During his first season of ownership, the Ticats went to the Grey Cup.

“While David was well known for his role with the BC Lions, he was also always, at heart, a Ticat fan. Our sincerest condolences go out to David’s family, and his wide circle of friends and admirers across our community,” said Young. 

Braley went on to collect four Grey Cups during his time as an owner in the CFL. Three of them were with the BC Lions, and his last was with the Toronto Argonauts, which he owned from 2010 to 2015.

The Argonauts won the 100th Grey Cup in 2012. 

He also acted as chairman of the CFL’s Board of Governors and served as an interim commissioner from March to November in 2002. 

Braley was inducted into the Canadian Football Hall of Fame (2012), McMaster Sports Hall of Fame (2007) and Hamilton Sports Hall of Fame (2006).

Tributes to man whose name adorns buildings across the city are being posted on social media. 

Along with contributions to football, Braley championed sport in Hamilton by helping to bring the World Cycling Championships to the city in 2012. 

He was also part of southern Ontario’s successful bid for the 2015 Pan Am Games, which saw Tim Hortons Field host all 32 soccer matches. 

“David Braley…was our champion in every sense of the word,” said CFL commissioner Randy Ambrosie in a statement. 

“David didn’t just talk about this idea. He lived it. An owner of the Hamilton Tiger-Cats, as well as the Argos and Lions, he often stepped in to sustain and turn around franchises when they needed him the most.”

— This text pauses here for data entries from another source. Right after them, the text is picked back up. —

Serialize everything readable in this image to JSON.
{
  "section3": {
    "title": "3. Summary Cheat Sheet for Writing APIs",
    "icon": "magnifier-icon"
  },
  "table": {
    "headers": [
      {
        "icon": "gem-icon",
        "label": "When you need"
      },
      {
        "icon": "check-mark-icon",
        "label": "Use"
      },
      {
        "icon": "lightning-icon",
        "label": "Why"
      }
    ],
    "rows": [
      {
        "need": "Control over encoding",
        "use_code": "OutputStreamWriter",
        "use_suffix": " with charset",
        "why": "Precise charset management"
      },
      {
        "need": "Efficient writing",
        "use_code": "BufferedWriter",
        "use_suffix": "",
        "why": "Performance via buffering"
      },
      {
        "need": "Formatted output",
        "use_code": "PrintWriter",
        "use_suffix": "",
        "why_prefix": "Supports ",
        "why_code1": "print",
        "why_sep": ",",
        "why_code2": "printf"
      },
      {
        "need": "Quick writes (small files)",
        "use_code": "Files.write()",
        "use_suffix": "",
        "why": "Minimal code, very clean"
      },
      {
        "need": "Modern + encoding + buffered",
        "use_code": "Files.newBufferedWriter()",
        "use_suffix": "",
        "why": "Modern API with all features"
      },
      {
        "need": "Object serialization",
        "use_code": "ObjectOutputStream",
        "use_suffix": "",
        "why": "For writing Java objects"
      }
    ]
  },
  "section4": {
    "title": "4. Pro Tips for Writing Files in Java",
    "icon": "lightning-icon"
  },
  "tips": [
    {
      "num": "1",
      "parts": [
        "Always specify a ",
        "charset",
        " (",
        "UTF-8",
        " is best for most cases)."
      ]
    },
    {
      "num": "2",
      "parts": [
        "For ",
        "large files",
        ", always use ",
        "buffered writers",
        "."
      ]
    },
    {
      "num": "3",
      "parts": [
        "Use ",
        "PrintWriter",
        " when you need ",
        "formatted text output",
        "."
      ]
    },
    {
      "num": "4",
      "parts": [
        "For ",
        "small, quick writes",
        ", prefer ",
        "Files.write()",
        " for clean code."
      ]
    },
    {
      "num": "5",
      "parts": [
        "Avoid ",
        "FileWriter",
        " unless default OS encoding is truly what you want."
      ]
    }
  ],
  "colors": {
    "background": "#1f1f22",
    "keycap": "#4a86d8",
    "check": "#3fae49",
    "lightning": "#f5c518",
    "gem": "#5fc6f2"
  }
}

Braley was born in Montreal in 1941, but moved to Hamilton two years later. The Ticats say he discovered his true passion for football after attending his first Tiger-Cats game at Ivor Wynne Stadium. 

He played high school football at Westdale Secondary School, studied sciences at McMaster University, and worked with General Motors Acceptance Corporation in Hamilton and then with London Life Insurance.

In 1969, he purchased William Orlick Industries, which is now known as Orlick Industries, and transformed it into a leading manufacture of aluminum die-cast auto parts that provided hundreds of jobs in the Hamilton area. 

Braley has donated over $125 million to various organizations, says the Ticats media release. 

From August 2006 to June 2007, he donated $50 million to McMaster’s medical school and another $5 million for the university’s athletic centre, which is named after him. 

Braley also gave $10 million to Hamilton Health Sciences for a new cardiac, vascular and research institute, also named after the philanthropist, and $5 million to St. Joseph’s Healthcare for operating rooms and kidney care.